One of my first part-time high school jobs was in telemarketing. I worked for a company that had a contract with a state police organization to raise money for the disabled officers fund. Yes, I was one of those annoying people who would call you during dinner and try to guilt you into giving money to support disabled police officers. Whether you think it is a good cause or not, that job opened my eyes the importance of incentives.
After a year or so on the job, the office manager pulled me and another guy aside and offered us promotions to part-time office managers. Each of us would take the managing duties for two nights a week and we were free to develop strategies for our team of callers that would give them the incentive to raise as much money as possible. Our pay was contingent on the performance of the team.
My competitor chose the following strategy: At the end of the night we will add up all of the committed pledges and you will get paid an equal percentage of the total of all pledged donations.
His thinking was that by providing equal incentives to everyone, everyone would work harder.
My strategy: At the end of the night you will be paid a percentage of the donations you bring in.
My thinking was that everyone would have more of an incentive to work if they were paid according to their own results.
At the end of a month guess who had been paid more as manager? Yep, I won.
Now you may be tempted to say "But it's not all about profit, it might be the case that your strategy made a lot of money for one really good caller and everyone else made almost nothing." That's right, that may very well have been the case, but remember the overall goal--to make as much money as possible for everyone involved: In particular the disabled police officers. My strategy resulted in a bigger overall pie to be divided among everyone involved. That's efficiency. But is efficiency all it's cracked up to be? Is efficiency fair?
In deciding how best to allocate our scarce economic resources, many argue that there is a trade-off between equity and efficiency. As Greg Mankiw puts it in his now standard Principles of Microeconomics textbook:
Another trade-off society faces is between efficiency and equality. Efficiency means that society is getting the maximum benefits from its scarce resources. Equality means that those benefits are distributed uniformly among society's members...When government policies are designed, these two goals often conflict...In other words, when the government tries to cut the economic pie into more equal slices, the pie gets smaller.
Or as Winston Churchill put it:
The inherent vice of capitalism is the unequal sharing of the blessings. The inherent blessing of socialism is the equal sharing of misery.
I agree with Mankiw, to an extent. That was the point of my example at the beginning of this post, given the goal of maximizing the size of the economic pie, a policy which aims at equity creates incentives inconsistent with the goal. There is a way to reallocate the scarce resources (in that case the employees) to better achieve the goal of maximizing donations. Conditional on a given goal, we can define an allocation as efficient or not efficient and evaluate that based on objective/observable outcomes.
But what is missing from this discussion and what is implicitly assumed in Mankiw's definition of efficiency is that everyone is OK with the goal of maximizing the size of the economic pie. Efficiency does not imply the goal of maximizing total economic productivity; to the contrary, maximizing total economic productivity is the subjective goal to which the objective definition of efficiency is being applied.
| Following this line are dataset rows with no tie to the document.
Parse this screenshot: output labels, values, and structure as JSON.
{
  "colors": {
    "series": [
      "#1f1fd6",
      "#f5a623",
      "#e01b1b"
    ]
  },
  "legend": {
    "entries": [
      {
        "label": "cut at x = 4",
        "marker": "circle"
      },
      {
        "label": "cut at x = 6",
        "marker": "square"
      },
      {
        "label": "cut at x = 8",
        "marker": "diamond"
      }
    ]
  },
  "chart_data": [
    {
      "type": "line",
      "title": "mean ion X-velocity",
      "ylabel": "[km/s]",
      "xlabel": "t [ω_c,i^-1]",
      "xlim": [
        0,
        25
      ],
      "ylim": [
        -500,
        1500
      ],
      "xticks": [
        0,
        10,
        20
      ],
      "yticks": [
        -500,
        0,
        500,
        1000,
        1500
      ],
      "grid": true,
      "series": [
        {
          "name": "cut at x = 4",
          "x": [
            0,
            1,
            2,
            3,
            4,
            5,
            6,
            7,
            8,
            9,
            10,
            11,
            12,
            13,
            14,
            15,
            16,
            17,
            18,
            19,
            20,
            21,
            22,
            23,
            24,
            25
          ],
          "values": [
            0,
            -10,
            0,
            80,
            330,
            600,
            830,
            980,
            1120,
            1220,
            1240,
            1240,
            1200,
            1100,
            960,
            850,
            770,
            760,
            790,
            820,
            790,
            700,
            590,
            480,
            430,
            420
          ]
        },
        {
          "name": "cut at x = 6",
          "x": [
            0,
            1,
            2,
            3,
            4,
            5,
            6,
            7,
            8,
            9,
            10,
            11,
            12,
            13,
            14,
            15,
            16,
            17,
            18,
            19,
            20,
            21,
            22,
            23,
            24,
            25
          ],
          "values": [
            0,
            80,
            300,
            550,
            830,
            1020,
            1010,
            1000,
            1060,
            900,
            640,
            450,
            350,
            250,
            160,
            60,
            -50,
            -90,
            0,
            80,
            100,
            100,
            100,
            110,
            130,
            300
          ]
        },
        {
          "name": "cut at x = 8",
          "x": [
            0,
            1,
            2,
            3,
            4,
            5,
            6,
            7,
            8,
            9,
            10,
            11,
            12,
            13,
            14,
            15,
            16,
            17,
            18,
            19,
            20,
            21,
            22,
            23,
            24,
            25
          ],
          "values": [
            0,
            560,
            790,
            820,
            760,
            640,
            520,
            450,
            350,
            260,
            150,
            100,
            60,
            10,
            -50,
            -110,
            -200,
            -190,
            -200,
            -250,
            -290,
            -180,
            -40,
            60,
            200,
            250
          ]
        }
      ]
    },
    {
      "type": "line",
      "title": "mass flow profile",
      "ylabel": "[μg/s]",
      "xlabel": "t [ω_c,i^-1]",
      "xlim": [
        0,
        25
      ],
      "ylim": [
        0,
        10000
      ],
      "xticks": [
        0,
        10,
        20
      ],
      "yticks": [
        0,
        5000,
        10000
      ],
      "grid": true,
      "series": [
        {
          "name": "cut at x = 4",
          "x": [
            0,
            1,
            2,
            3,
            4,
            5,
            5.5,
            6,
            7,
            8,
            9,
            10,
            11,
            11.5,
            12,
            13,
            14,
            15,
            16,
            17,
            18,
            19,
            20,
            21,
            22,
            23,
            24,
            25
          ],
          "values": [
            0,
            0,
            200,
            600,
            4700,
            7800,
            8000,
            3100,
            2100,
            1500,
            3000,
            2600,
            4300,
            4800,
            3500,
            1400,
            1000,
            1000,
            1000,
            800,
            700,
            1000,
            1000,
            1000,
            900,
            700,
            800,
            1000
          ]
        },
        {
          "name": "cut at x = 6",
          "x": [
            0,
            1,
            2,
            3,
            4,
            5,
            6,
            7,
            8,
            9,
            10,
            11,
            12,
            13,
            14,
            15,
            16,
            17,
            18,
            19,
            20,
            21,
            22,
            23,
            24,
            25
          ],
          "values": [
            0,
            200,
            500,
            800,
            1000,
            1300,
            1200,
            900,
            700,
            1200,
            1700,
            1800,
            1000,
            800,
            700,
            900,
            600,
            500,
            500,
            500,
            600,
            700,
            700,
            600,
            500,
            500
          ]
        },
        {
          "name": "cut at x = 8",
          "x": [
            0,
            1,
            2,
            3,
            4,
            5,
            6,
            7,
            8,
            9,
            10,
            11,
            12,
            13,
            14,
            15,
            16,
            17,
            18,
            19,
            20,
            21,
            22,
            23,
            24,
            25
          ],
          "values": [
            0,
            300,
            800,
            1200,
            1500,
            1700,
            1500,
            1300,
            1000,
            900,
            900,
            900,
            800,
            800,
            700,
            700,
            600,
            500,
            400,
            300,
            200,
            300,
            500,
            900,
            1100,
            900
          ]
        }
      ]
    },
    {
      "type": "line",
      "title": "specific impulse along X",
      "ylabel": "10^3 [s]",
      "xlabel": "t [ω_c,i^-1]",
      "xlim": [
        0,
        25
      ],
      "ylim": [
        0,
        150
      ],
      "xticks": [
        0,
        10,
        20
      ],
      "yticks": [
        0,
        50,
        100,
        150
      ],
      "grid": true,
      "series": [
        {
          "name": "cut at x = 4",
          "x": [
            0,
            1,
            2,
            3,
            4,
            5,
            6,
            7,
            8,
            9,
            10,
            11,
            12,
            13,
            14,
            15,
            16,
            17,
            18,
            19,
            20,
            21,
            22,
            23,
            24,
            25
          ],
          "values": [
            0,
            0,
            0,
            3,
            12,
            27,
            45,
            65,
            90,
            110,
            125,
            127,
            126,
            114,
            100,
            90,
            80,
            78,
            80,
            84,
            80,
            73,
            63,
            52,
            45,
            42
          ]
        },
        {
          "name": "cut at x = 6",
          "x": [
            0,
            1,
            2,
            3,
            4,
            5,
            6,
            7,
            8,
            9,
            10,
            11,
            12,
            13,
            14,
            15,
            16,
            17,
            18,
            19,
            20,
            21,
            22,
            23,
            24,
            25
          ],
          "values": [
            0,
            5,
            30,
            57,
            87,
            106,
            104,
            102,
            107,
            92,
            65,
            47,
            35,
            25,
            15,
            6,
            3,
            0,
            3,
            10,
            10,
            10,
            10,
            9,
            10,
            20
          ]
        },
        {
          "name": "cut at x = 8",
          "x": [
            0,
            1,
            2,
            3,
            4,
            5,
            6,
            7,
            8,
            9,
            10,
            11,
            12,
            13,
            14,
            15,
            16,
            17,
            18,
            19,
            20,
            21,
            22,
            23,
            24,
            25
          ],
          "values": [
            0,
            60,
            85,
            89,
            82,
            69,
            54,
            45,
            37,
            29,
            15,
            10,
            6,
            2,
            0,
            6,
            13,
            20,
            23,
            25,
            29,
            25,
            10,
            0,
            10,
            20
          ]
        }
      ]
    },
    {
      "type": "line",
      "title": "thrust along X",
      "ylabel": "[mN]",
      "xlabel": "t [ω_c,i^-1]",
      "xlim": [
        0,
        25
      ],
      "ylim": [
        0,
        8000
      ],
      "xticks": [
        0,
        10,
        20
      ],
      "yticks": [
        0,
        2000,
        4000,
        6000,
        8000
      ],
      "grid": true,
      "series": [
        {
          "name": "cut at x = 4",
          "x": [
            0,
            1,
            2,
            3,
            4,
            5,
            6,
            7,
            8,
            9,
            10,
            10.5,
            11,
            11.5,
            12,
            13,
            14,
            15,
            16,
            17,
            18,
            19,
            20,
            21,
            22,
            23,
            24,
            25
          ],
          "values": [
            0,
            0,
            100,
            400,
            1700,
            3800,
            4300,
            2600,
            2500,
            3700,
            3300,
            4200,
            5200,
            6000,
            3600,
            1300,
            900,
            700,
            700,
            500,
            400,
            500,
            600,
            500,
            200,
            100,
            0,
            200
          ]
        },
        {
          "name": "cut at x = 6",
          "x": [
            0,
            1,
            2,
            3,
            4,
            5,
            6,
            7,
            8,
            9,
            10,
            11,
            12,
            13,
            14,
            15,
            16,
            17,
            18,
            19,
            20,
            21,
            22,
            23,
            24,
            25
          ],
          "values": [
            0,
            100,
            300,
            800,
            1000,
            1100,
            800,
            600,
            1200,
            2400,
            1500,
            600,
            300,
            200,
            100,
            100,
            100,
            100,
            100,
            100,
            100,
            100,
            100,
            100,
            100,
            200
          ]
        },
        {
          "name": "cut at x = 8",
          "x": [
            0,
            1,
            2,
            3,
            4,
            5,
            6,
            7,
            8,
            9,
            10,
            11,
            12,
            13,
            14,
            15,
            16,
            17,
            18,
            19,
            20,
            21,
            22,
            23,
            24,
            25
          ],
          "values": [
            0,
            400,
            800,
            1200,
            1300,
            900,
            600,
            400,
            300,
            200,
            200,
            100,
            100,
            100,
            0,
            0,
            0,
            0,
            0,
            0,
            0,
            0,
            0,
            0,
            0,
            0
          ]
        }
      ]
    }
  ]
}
This distinction is important because it is often assumed that there is a one-to-one correspondence between total economic productivity and total societal well-being or happiness. Therefore to improve societal well-being, concerns of equity must be thrown away since total economic productivity can only be maximized through efficiency. Hence the trade-off. But what if there is not a one-to-one correspondence between happiness and total economic productivity? Does that render the concept of efficiency--and consequently economics--useless?
Quite the contrary and this is where some of the critics of economics overreact when they see Mankiw-like definitions of efficiency. Efficiency is usually defined with the underlying subjective goal of maximizing total productivity. But what if society values equality? That is, what if total productivity is only part of what determines well-being and people actually care about making sure others are looked after--at least minimally. Then we can't be efficient right? According to the definition of efficiency above, that's right. There is no way to efficiently achieve the goal of maximizing total economic productivity if our goal is to maximize something else.
The trade-off that is typically discussed between equity and efficiency is really a trade-off between equity and total economic productivity. The logical problem comes in assuming that total economic productivity and total well-being are synonymous. But what if part of our societal goal is some concept of equity? Can we still achieve it efficiently? I'm pretty sure. Efficiency doesn't have to be predicated on the particular goal of maximizing total economic productivity. So with that, I offer the following definition of efficiency:
Efficiency is achieving a particular social goal using the least amount of society's resources as possible.
That social goal may be total economic productivity, or it may be any one of a million other distributions of social well being. No matter the goal, economics provides a valuable set of tools for understanding how to achieve those goals using the least amount of society's resources--and thereby freeing those resources for other uses (or nonuses).
With that said, I will reveal my hand. I believe maximizing total productivity is the best goal. I fully recognize that this is a subjective stance. But conditional on that, well-functioning markets are the best way of achieving that goal and imposing equity concerns up front lessens the incentive to achieve the maximum productivity. That is Mankiw's point. There are after-the-fact ways to transfer wealth that don't distort the incentives created by well-functioning markets.
Make the pie big first. Then slice it.